In April 2016, I was hired by an independent school to observe its middle and high school English department for two days and offer feedback, first in person and then in a written report. The following is a lightly edited version of the report’s section on assessment strategies.
The school avoids giving grades at all until eighth grade. Some teachers view this as a strength, while a few others view it more as a weakness. My own perspective leads me to label this a strength for many reasons, not least of which is that the absence of grades renders debates about the minutiae of quantitative assessment unnecessary.
Based on my attendance at the department-wide conversation on grading and on my interviews with faculty, it seems that despite the diversity of opinion within the department, everyone comes at the issue with a depth of thinking and the clear objective of doing right by the students. No one falls back on the argument that “it’s just how we do things here.”
The department’s practice of “cross-grading”―of having different teachers evaluate the same paper, with an eye toward consistency and common priorities―is (or at least should be) helpful in getting to the root disagreements within the department and crafting grading policy that at least honors the diversity of opinion.
The students at our lunch meeting reported that during student-teacher conferences, their English teachers typically go over what they did well alongside what they didn’t do as well. This demonstrates that the department is not stuck in a deficit-based mindset regarding assessment.
The department obviously struggles with the root questions that any thoughtful English department should be struggling with: Should we be giving grades? If so, which assignments should we grade? What kind of grades should we give? What do our grades mean? How objective are these grades? Who is the primary audience for these grades?
A related struggle is how to conduct and resolve conversations about these questions, and what to do when the department’s educational instincts veer away from what is assumed to be the imperative to use grades to help colleges determine which of the school’s students they should consider accepting.
The department also struggles with questions that, from my perspective, are not as essential. One of these questions is whether “grade inflation” is occurring and what to do about it.

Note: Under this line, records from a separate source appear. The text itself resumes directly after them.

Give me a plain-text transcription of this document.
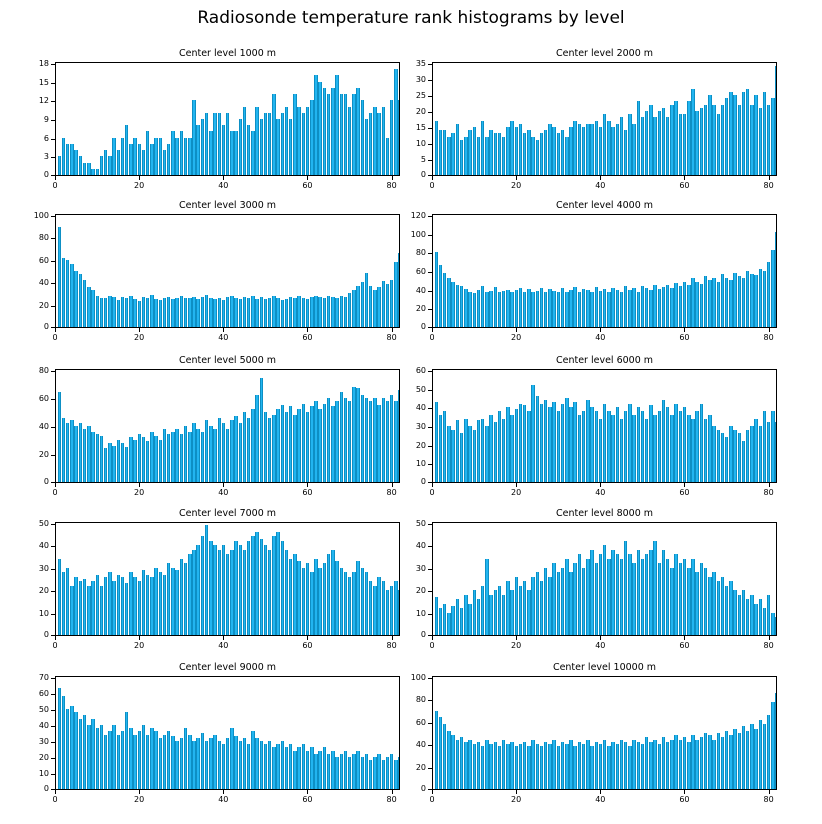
Radiosonde temperature rank histograms by level
Center level 1000 m
0
3
6
9
12
15
18
0	20	40	60	80
Center level 2000 m
0
5
10
15
20
25
30
35
0	20	40	60	80
Center level 3000 m
0
20
40
60
80
100
0	20	40	60	80
Center level 4000 m
0
20
40
60
80
100
120
0	20	40	60	80
Center level 5000 m
0
20
40
60
80
0	20	40	60	80
Center level 6000 m
0
10
20
30
40
50
60
0	20	40	60	80
Center level 7000 m
0
10
20
30
40
50
0	20	40	60	80
Center level 8000 m
0
10
20
30
40
50
0	20	40	60	80
Center level 9000 m
0
10
20
30
40
50
60
70
0	20	40	60	80
Center level 10000 m
0
20
40
60
80
100
0	20	40	60	80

Another is how to explain the distinction between, as a few teachers put it, an 87% and an 89%. I consider these nonessential because the questions themselves are symptoms of the larger unresolved problems.
Some teachers at the department meeting I attended discussed the potential dangers of a “deficit-based model” of assessment. From my perspective, when teachers are on the hunt for deficiencies and then grade accordingly―perhaps in order to avoid giving too many A’s―it risks placing students in a fixed mindset about their abilities and intelligence, and over time, the lower grades become a self-fulfilling prophecy. This is one reason why overcoming the concerns about grade inflation is vital.
The students at our lunch meeting seemed quite confused about grades in English. One of them posed this question: “I’m supposedly a ‘B’ writer, but what does that mean?” These students expressed a desire for grading criteria to be more transparent. They also revealed to us that many students choose their elective courses based largely on “how hard a grader the teacher is.” The students discussed other issues, as well. One student expressed frustration that she took an intellectual risk with an argument, only to see her grammar mistakes bring her overall essay grade down to an 85%. Another student asked whether these grades are about the quality of their ideas or instead about how they express their ideas.
One specific question that seems to get a lot of attention is whether to allow students to submit two, three, or more revisions of a written piece, and, if so, which version(s) should be graded.
Another popular specific question: How might the department avoid grading formative assessments―and generally grade fewer assignments―without ending up with so few grades at the end of the semester that the averaging of them appears unfair and weighted too heavily on a single assignment?
Finally, this question: Since the department does not offer honors or AP courses, how are colleges to differentiate between good students and exceptional students if so many of them have A’s on their transcripts?
Letter grades, along with the corresponding plusses and minuses, are intended as shorthand. Yet what are they shorthand for? Is a grade intended to reflect mastery of skills? Conceptual understandings? Natural talent? Effort? Responsibility? Improvement? Does a student earn a grade as a reward for work, or does a student receive a grade as recognition of mastery or as information about how she is doing? Or is a grade simply intended to convey how a student ranks relative to her peers?
The next set of questions: What is each letter intended to signify? Does an A mean that the student has met all the requirements and has understood the material? Or is that a B? Does an A mean instead that the student has performed above and beyond the expectations? Or is that an A+? (And what are those expectations anyway?) Does a C mean that the student is doing well enough? Or is it a signal that intervention is necessary? These questions seem much more important than whether grades are “inflated” to the point where there are too many A’s.
Grades in any subject area, particularly in a class that focuses on writing, are inherently subjective to some degree. Rather than attempt to make grades as objective as possible, the department might more explicitly focus on how to strike the best balance between what colleges need and what students need. The department already appears to acknowledge that these two needs are different and largely incompatible, in that moving too far in favor of one need serves to undermine the other need.
The department’s practice of assigning percentages to student writing, particularly without the guidance of a rubric, strikes me (and the students we spoke with) as exceedingly arbitrary. What is the rationale for continuing to use percentages?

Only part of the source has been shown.